I don't know much about the algorithm for attacking LWE/RLWE, if there is some relevant literature recommended that would be great.

0 + 0

lattice-crypto

attack

lwe

ring-lwe

Score:1

Crypto

kodlu

9/30/23, 3:32 PM

If all you know is the parity of $s$ then you can rule out half of possible solutions, so no real improvement will happen.

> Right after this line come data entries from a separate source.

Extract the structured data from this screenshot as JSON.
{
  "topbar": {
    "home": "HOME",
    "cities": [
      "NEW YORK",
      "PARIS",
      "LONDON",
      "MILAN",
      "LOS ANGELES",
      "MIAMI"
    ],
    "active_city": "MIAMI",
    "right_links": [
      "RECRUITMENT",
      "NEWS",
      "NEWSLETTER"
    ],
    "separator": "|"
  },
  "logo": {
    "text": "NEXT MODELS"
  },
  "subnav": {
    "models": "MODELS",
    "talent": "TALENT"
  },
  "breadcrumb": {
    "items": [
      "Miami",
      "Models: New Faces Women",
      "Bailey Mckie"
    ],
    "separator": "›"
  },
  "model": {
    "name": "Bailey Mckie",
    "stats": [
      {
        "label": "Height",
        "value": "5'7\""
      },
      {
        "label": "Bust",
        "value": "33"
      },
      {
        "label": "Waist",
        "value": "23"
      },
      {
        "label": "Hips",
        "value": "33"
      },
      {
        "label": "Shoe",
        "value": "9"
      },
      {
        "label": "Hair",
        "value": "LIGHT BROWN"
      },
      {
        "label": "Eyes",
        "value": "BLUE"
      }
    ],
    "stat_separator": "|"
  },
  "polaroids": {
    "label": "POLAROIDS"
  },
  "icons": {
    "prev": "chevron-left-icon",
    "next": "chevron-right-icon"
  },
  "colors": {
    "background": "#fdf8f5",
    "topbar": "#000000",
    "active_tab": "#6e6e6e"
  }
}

If there is more substantial information, there can be improvements but the situation gets quite technical. There is a 2020 talk entitled LWE with side information: attacks and concrete security estimation

Leo Ducas, CWI, talk at the Simons Institute

that may be a good point for you to start. There may be other relevant talks during that workshop called Lattices:From Theory to Practice, in April 2020.

0 + 0

Elon Musk

I sit in a Tesla and translated this thread with Ai:

EN: How to solve LWE/RLWE under partial information about $s$

TH: วิธีแก้ปัญหา LWE/RLWE ภายใต้ข้อมูลบางส่วนเกี่ยวกับ $s$

RO: Cum se rezolvă LWE/RLWE sub informații parțiale despre $s$

RU: Как решить LWE/RLWE при частичной информации о $s$

VI: Cách giải LWE/RLWE theo một phần thông tin về $s$

Post an answer

Most people don’t grasp that asking a lot of questions unlocks learning and improves interpersonal bonding. In Alison’s studies, for example, though people could accurately recall how many questions had been asked in their conversations, they didn’t intuit the link between questions and liking. Across four studies, in which participants were engaged in conversations themselves or read transcripts of others’ conversations, people tended not to realize that question asking would influence—or had influenced—the level of amity between the conversationalists.